Synaxis of All Saints
The Apostles’ Creed (along with the 10 Commandments and The Lord’s Prayer) is the basis for the Catechisms of the Western Churches. The Apostles’ Creed belongs to the Western Church and has never been accepted as a Creed in the Eastern Church. There are a number of reasons for this, but most importantly it is because The Apostles’ Creed both contains theological errors and is the source of even more.
The primary theological problem with the Apostles’ Creed is that it is divided into only three articles: the Father, the Son, and the Holy Spirit. In The Apostles’ Creed, the person and work of the Holy Spirit are combined with that of the Church, leading to confusion.
On the other hand, The Nicene Creed has four articles, representing the Father, the Son, the Holy Spirit, and the Church. The third article on the Holy Spirit is more extensive, describing the person and work of the Holy Spirit apart from His work in and through the Church. The lack of a similar emphasis in The Apostles’ Creed, along with the conflation of the Holy Spirit and the Church, is the basis upon which the Reformers and their Confessions rejected the authority of the Church and replaced it with the idea that the Holy Spirit works individually instead of corporately. On the other hand, the Nicene Creed separates the Church into its own article, making Nicene Christianity distinct from that of the Western Church.
Luther used the Apostles’ Creed as the structure for both his Small and Large Catechisms. In Luther’s Small Catechism, there is no discussion of the Church. However, his Large Catechism contains the following:
“I believe that there is upon earth a little holy group and congregation of pure saints, under one head, even Christ, called together by the Holy Ghost in one faith, one mind, and understanding, with manifold gifts, yet agreeing in love, without sects or schisms. I am also a part and member of the same, a sharer and joint owner of all the goods it possesses, brought to it and incorporated into it by the Holy Ghost by having heard and continuing to hear the Word of God, which is the beginning of entering it. For formerly, before we had attained to this, we were altogether of the devil, knowing nothing of God and of Christ. Thus, until the last day, the Holy Ghost abides with the holy congregation or Christendom, by means of which He fetches us to Christ and which He employs to teach and preach to us the Word, whereby He works and promotes sanctification, causing it [this community] daily to grow and become strong in the faith and its fruits which He produces.”
It might be difficult to recognize, but Luther’s definition of the Church is based upon his distinction between the visible and invisible Church. The visible Church is the Eucharistic assembly and contains a “mixed multitude” (Ex 12:38; Ne 13:3). The invisible Church is what Luther has in mind, which is his “little holy group and congregation of pure saints”. Luther’s visible Church is without authority while the authority of the invisible Church is the Holy Spirit.

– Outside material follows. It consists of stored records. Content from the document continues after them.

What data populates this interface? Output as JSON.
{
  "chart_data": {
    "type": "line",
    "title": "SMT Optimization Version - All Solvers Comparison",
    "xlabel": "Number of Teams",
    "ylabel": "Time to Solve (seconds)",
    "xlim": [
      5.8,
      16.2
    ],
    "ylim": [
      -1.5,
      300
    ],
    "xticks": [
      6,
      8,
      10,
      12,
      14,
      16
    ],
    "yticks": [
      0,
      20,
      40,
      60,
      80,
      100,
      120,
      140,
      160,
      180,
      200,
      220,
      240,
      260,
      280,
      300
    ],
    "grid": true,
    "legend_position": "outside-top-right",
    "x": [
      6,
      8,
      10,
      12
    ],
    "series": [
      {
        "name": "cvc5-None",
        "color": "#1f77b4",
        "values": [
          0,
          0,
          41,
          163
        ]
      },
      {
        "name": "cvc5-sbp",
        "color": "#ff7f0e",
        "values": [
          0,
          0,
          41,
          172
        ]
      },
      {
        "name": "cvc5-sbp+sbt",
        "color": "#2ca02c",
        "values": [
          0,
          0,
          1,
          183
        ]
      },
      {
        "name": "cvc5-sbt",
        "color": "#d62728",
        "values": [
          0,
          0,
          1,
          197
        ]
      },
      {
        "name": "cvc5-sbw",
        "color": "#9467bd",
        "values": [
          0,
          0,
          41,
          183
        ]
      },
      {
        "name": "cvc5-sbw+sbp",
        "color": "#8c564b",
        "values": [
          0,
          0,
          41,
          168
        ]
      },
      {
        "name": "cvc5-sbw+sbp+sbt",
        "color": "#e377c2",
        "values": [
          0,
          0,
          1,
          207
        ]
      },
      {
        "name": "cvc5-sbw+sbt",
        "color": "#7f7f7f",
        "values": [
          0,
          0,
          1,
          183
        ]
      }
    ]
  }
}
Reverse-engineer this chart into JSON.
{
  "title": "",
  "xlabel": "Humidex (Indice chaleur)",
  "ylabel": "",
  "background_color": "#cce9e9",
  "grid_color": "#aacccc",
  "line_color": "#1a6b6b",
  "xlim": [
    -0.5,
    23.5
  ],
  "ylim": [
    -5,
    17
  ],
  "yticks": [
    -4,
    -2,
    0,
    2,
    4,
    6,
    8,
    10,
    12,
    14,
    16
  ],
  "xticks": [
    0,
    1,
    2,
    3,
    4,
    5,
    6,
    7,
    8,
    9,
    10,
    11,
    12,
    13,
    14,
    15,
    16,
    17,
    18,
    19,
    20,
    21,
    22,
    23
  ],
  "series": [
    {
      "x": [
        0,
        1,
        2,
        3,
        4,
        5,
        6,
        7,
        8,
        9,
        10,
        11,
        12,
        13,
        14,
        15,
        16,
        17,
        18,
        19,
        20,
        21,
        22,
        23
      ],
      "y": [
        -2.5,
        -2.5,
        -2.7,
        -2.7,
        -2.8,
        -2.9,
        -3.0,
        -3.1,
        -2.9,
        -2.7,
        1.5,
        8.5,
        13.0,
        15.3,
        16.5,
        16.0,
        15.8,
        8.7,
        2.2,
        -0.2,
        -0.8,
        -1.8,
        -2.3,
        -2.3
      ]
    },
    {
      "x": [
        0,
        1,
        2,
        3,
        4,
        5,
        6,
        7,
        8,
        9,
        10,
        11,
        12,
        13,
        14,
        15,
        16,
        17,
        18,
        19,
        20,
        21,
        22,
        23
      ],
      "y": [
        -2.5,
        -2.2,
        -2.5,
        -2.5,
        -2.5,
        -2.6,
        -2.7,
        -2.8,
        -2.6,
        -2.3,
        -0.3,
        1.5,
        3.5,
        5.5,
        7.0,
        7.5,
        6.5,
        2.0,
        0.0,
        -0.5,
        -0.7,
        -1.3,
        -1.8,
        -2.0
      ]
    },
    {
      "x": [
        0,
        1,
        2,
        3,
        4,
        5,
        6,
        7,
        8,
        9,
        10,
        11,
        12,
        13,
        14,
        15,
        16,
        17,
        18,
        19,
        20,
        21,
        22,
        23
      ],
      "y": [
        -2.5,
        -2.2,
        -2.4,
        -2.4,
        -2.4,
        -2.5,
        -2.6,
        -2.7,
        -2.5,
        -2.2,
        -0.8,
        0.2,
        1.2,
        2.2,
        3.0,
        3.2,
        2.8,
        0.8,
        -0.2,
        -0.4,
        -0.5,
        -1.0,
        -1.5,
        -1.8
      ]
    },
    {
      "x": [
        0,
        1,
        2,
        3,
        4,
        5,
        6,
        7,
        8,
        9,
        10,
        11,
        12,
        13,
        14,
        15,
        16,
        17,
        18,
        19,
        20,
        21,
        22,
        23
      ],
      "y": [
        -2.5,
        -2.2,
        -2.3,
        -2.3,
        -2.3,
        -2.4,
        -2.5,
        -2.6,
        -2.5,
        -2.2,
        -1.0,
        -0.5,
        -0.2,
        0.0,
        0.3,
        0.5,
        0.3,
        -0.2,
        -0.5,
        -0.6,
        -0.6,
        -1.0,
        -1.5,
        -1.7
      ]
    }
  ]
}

Lutherans recite the Apostle’s Creed in their Divine Service, reserving The Nicene Creed for limited occasions. The lack of familiarity with The Nicene Creed prevents Lutherans (and perhaps others) from recognizing that what they have theologically combined into a single article is divided into two separate articles in The Nicene Creed. Consequently they (along with other Protestants) feel comfortable in rejecting the Church as a source of authority.
The Reformed Churches follow the Heidelberg Catechism which contains the text of The Apostles’ Creed and organizes its questions and answers around the same. Like the Lutheran Creeds, the Heidelberg Confession subsumes the Church into the work of the Holy Spirit.
The Anglican Catechism of 1662 contains the text of The Apostles’ Creed. Moreover, it divides its questions and answers around the Creed’s three articles. The Catechism continuously mentions the Church as an authority, but never defines it – not even in the context of the Holy Spirit.
I find it interesting that the Protestants of the Magisterial Reformation all organize their confessions of faith in the same manner as does the Roman Catholic Church. Part I of the Catechism of the [Roman] Catholic Church is organized around the three articles of The Apostles’ Creed. Because Rome’s Catechism runs to 904 pages (including indices and glossary), it can spend a great deal of time on the single clause concerning the Church, treating this single clause as though it bears the same weight as the fourth article of The Nicene Creed. The more succinct Protestant Catechisms do not take The Nicene Creed into account and thus are easily able to reject the Church as a visible, corporate, and authoritative entity through which the Holy Spirit works.